Typically, owners of large projects optimize purely on net present value, said Alan Langridge, regional director, technology and expert solutions, APAC, at Worley. This means choosing a project that gives economies of scale; with low operating costs that result in the greatest long term economic award. But there are drawbacks – and viable alternatives – to this approach when IPCC is being considered.
“Large-scale complex ventures can take many years to develop, even longer to achieve payback and usually involve signifi- cant upfront capital expenditure,” explained Langridge. “While these projects provide big capital returns, the patience needed to get to that point translates into higher risk, especially when ore bodies are complex or difficult to assess from the surface. Some ore bodies are big enough to warrant a project seeking to maximize net present value, but they often come with significant development challenges. That’s why we need an option between developing a mega project with all the associated risk and leaving the product in the ground.

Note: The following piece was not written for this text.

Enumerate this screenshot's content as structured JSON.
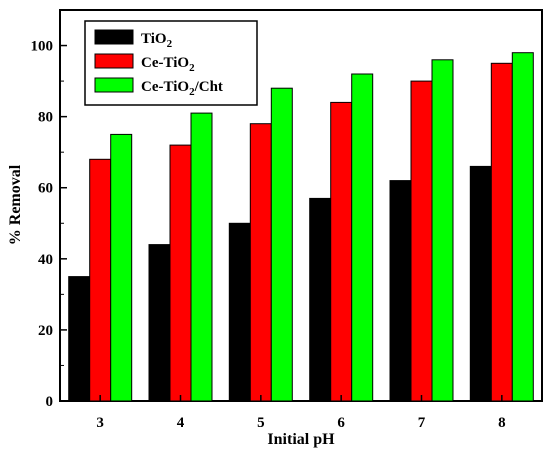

“There’s growing recognition that a staged approach can facilitate earlier cash flow from operations, reduce risk and still achieve good financial returns based on a lower cost of entry. A mine that’s initially developed with the minimum viable features can be a big success, but it needs different thinking. It needs us to think small. By thinking small and minimizing a starter project, we can reduce initial costs, de-risk the project – and still enable a pathway to build a bigger mine in the future,” said Langridge. “Miners are no longer racing to get the highest overall return or the absolute maximum net present value. Or at least not right away. They’re looking for an outcome that’s acceptable from a corporate, social, financial and operational perspective.”
As the mine face moves, a relocatable IPCC system can move with it, advises Nicholas Russell, principal mechanical engineer at Worley. He recently explained the advantages of this approach in an online article at Worley’s web site. “In this case, trucks powered by renewables can complete short distances to a crusher, which is moved periodically, with conveyors used for the rest of the journey to the processing plant,” said Russell. “This option provides the energy efficiency and cost-effectiveness of conveyors while benefiting from the flexibility of a truck system.”
This flexibility is especially useful for miners establishing sites with minimum viable capital, according to Russell. “Miners can start with a small truck fleet and minimum fixed plant, and then relocate the crusher and conveyor as and when required,” said Russell. “This is a key advantage because it helps achieve project-specific goals through different mine sequences to enhance an operation’s sustainability.”